The verdict of one jobcentre ‘customer’ left us in no doubt of his opinion of the ‘service’ he had just received. (In these days of ‘terrorists’ under the bed I feel I should point out that this statement was rhetorical – we know of someone who was banned from the jobcentre for a similar comment.)
A look back at recent blogs demonstrates the huge amount of distress caused by jobcentre errors – what in any other organisation would be deemed culpable levels of negligence. That the DWP presides over a system so poorly structured and badly trained, demonstrates the official contempt for the people they are supposed to serve. Fran is another victim of the DWP’s bureaucratic incompetence, and when she first burst out of the jobcentre she was far too upset to talk to us. It was only after a long sit down with her daughter on the cold brick steps round the corner that she was clam enough to explain what had happened. She had been getting help from Welfare Rights, so we didn’t feel the need to go into the details of her case, but the DWP had been sending her from pillar to post, always demanding more paperwork. Meanwhile, she had no support for her teenage sons, who are at college, so that they were threatening to give up their courses and futures and join the scrabble for unskilled jobs; and the DWP were accusing her, without evidence, of a two week gap in her records. The last straw was the jobcentre’s refusal to sign a crucial document she had been given by Welfare rights. While there was no risk of anyone blowing up the jobcentre, I was more seriously concerned about her comments that life was no longer worth living.
When she had calmed down sufficiently, we rang her Welfare Rights officer who was able to see her again that afternoon and ring through to the jobcentre, insisting on the need for a signature. This time Fran emerged fro the jobcentre with a smile and a signed document. She told us that the man who had signed it observed, ‘I could have signed that an hour ago’.
Even when people are already getting professional help – and in our experience in Dundee increasing numbers are – it can still be important that when they are at their lowest after being processed by the jobcentre machine they can find people who recognise them as a fellow human being.
Tam should have been in hospital, but had checked himself out of his bed to sort his benefits. He is on JSA and we told him he should be able to get a thirteen week Extended Period of Sickness. He is returning to a further five to six weeks hospital care, where he hopes the social work team will help sort out the doctor’s line. Sean had also been in hospital, and in consequence had found his case closed for failure to attend, and was having to sign on again.
Arun has been homeless since April. A friend has offered him a flat in a few days’ time, but meanwhile the Council has decided that he has outstayed his welcome in their emergency accommodation. We went with him to the Salvation Army hostel and helped him fill in the paperwork to ensure he has a roof over his head.
We were also able to inform people about the possibility of getting a Short Term Benefit Advance, and other useful bits of information, and we could see the visible signs of relief on the faces of two women when we told them that we could accompany them to future jobcentre appointments if wanted. One told us that she felt ill before every visit.
Lastly, three bits of good news.
First, Westgap is going to be organising stalls outside Govan jobcentre from next week. If you are in the Glasgow area and would like to help, please get in touch with them: email@example.com
Second, a recent Upper Tribunal ruling should make it much easier to defeat the sort of bureaucratic incompetence that Fran is suffering from. The tribunal decided that if the DWP fails to provide proof that they have done what they claim (such as send out a letter), then they won’t have a case to answer.

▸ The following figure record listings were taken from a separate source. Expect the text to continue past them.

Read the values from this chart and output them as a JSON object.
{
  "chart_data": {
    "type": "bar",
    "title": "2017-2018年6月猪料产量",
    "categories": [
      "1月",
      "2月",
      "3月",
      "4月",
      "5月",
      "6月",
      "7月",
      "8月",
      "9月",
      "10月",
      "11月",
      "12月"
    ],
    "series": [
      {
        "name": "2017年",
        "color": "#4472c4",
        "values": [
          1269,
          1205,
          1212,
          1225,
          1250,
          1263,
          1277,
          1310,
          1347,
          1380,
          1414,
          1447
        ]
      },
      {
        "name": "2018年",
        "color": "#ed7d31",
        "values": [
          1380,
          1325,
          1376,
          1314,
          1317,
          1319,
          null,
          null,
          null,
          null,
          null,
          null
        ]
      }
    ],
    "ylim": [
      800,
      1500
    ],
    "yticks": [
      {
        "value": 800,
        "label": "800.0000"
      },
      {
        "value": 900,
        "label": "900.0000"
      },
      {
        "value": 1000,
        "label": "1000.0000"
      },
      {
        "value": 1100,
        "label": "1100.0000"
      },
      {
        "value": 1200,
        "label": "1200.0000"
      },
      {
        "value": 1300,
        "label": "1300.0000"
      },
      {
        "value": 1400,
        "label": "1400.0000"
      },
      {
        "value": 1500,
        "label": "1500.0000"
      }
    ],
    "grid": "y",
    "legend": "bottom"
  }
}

Of course most people would hope not to have to pursue their cause as far as an Upper Tribunal, but if you can demonstrate knowledge of this case, the DWP should be wary of insisting on making unsubstantiated claims.
And finally, the UK government has backed off from appealing against the high court ruling that changes to PIP rules made last March were ‘blatantly discriminatory’ against people with mental health conditions. Psychological distress must again be taken into account when looking at mobility, and the government will be making back-payments to everyone (up to 164,000 people across the UK) who was deprived of benefits because of the rule change.